The equation is based on a simple algorithm decision which is shown in FIG. 5 taken in connection with the equipment shown in block diagram in FIG. 6.
It should be understood that while the operation of the elements in the present system have been shown in block diagram form, details thereof do not form a portion of the present invention. Rather, it only being required that the individual elements of the system perform in the manner which will be described hereinafter. Such operations all being well known and within the scope of those skilled in the art.
Referring now to FIGS. 5 and 6 in combination, discussion of a software routine for determining control of a defrost cycle will be discussed. Initially, microcontroller 601 determined the temperature setting established by potentiometer 610 to provide an initial ambient temperature to be within the normal ambient range prior to beginning of the cycle controlled program.
At this point in time, the microcontrol let will estimate ambient temperature measuring the on and off times of the cold producing element compressor 604. The information is based on the stored information previously determined and described.
The internal temperature initially established by means of potentiometer 610 within the microcontroller 601 will be modified to adapt to the estimated ambient temperature range. Compressor 604 will now be operated based on the temperature setting established by the controller and sensor information received from sensor 607, The defrost heater 611 will now be operated in response to the microcontroller as required by length of time determined by the microcontroller 601 and by the length of time compressor 604 has been on and the estimated ambient temperature currently stored within the microcontroller 601.

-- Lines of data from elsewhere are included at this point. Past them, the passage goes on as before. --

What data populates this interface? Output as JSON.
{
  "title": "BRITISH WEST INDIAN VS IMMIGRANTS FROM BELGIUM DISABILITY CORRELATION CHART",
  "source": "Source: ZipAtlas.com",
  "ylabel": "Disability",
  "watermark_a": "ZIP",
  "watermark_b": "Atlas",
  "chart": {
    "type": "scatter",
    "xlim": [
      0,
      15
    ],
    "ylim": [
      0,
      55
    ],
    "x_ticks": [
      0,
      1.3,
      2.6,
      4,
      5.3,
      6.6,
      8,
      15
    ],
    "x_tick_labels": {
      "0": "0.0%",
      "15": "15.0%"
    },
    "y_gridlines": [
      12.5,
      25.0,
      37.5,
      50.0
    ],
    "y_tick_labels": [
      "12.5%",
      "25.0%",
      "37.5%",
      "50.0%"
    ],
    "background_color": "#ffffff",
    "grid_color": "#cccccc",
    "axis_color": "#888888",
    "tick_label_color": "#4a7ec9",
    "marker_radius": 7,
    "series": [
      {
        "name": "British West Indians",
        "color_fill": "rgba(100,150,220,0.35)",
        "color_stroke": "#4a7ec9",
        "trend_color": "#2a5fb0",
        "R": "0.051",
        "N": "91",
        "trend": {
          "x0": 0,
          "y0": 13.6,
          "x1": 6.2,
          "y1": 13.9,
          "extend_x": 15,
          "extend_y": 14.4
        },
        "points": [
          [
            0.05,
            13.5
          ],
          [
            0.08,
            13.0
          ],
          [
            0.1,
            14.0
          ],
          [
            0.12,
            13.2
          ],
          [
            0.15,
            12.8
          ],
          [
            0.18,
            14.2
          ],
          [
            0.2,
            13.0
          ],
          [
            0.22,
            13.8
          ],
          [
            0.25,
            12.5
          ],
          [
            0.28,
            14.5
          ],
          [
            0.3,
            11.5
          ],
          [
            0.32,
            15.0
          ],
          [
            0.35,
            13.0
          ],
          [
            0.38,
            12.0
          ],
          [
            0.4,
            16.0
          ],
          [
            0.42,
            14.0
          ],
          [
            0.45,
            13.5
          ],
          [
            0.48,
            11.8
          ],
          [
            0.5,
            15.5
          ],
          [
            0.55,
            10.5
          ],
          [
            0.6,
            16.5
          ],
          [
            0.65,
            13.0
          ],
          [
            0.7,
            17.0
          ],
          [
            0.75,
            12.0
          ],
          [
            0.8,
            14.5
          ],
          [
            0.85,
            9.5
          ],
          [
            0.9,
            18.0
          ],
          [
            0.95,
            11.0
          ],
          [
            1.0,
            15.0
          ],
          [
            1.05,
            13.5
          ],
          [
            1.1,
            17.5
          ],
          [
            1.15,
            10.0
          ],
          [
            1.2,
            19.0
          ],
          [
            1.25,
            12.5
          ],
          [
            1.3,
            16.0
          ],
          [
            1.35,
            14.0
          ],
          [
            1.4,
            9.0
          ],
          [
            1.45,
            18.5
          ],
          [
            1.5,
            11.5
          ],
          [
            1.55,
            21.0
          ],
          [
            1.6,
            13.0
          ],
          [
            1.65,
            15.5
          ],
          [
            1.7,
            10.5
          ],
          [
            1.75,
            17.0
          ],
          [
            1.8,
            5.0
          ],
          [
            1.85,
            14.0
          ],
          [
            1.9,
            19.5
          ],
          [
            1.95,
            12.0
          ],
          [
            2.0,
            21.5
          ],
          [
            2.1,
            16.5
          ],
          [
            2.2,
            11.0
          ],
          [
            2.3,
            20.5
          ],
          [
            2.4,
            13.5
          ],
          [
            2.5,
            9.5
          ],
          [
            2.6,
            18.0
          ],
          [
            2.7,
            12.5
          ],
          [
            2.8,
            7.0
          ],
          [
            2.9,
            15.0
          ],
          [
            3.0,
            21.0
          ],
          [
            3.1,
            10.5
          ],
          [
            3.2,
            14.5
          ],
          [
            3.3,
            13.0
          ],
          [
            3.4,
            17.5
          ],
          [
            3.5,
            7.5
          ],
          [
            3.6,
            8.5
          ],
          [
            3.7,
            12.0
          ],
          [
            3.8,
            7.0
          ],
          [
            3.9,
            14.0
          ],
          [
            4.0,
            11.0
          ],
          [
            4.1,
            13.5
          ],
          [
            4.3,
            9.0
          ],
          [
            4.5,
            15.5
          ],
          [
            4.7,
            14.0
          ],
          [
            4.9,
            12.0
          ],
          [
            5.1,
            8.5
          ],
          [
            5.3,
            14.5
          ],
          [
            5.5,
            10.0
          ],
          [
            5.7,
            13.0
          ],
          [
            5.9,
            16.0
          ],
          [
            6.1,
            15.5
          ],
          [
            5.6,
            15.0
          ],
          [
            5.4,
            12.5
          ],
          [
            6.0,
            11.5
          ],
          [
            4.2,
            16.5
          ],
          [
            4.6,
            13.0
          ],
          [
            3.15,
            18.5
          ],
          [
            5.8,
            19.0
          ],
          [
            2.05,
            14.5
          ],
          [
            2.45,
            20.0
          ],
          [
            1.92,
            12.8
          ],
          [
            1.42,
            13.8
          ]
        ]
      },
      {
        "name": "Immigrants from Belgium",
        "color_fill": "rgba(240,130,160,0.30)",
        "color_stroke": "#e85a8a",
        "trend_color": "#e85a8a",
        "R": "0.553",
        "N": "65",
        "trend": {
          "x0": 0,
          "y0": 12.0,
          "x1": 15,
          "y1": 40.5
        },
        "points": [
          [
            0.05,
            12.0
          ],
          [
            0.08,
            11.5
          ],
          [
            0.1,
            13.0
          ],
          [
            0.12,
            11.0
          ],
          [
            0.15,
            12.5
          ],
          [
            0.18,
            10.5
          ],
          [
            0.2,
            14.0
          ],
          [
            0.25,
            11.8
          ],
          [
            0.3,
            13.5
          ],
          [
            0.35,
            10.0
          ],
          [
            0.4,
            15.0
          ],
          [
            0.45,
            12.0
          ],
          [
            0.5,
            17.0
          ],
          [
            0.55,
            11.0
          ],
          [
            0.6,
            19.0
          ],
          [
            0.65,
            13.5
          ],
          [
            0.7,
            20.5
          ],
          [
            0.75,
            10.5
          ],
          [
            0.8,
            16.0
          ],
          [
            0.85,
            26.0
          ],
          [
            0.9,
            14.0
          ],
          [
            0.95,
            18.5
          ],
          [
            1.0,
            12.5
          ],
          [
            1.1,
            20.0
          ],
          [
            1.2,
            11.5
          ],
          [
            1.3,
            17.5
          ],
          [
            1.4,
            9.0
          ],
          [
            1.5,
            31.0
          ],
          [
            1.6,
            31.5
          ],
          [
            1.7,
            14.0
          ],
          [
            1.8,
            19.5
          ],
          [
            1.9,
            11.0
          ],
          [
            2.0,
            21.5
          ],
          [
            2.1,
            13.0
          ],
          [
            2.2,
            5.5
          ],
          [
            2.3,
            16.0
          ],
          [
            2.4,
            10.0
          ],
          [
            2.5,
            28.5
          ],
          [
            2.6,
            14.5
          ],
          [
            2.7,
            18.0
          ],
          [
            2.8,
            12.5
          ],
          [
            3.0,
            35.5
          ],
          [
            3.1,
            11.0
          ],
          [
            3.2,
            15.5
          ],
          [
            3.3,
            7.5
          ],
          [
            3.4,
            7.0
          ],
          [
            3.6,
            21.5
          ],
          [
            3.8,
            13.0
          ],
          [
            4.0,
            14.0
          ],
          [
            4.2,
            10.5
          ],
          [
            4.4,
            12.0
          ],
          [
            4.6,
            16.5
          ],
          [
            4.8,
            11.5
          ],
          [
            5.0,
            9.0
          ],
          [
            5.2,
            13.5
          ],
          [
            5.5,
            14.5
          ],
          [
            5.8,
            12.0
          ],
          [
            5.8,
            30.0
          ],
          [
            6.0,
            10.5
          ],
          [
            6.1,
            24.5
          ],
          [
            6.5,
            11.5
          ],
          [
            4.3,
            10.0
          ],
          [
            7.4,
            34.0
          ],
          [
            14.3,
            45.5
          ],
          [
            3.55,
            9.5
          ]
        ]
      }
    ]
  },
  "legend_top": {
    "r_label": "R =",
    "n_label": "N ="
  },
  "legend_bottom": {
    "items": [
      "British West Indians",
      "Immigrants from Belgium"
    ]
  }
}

At the conclusion of the defrost time, the program is repeated beginning with the estimation of ambient temperature again utilizing compressor on and off time. As previously indicated, this may change depending upon the build up of ice on the evaporator 106. Thus, accordingly it can be seen that microcontroller 601 is effectively able to estimate by means of monitoring the off and on times of the compressor to provide an indication of the ambient temperature to control defrost cycle of the freezer unit to prevent extensive build up of ice therein,
While but a single form of the present invention has been shown, it will be obvious to those skilled in the art that numerous modifications may be made without departing from the spirit of the present invention which shall be limited only by the scope of the claims appended hereto.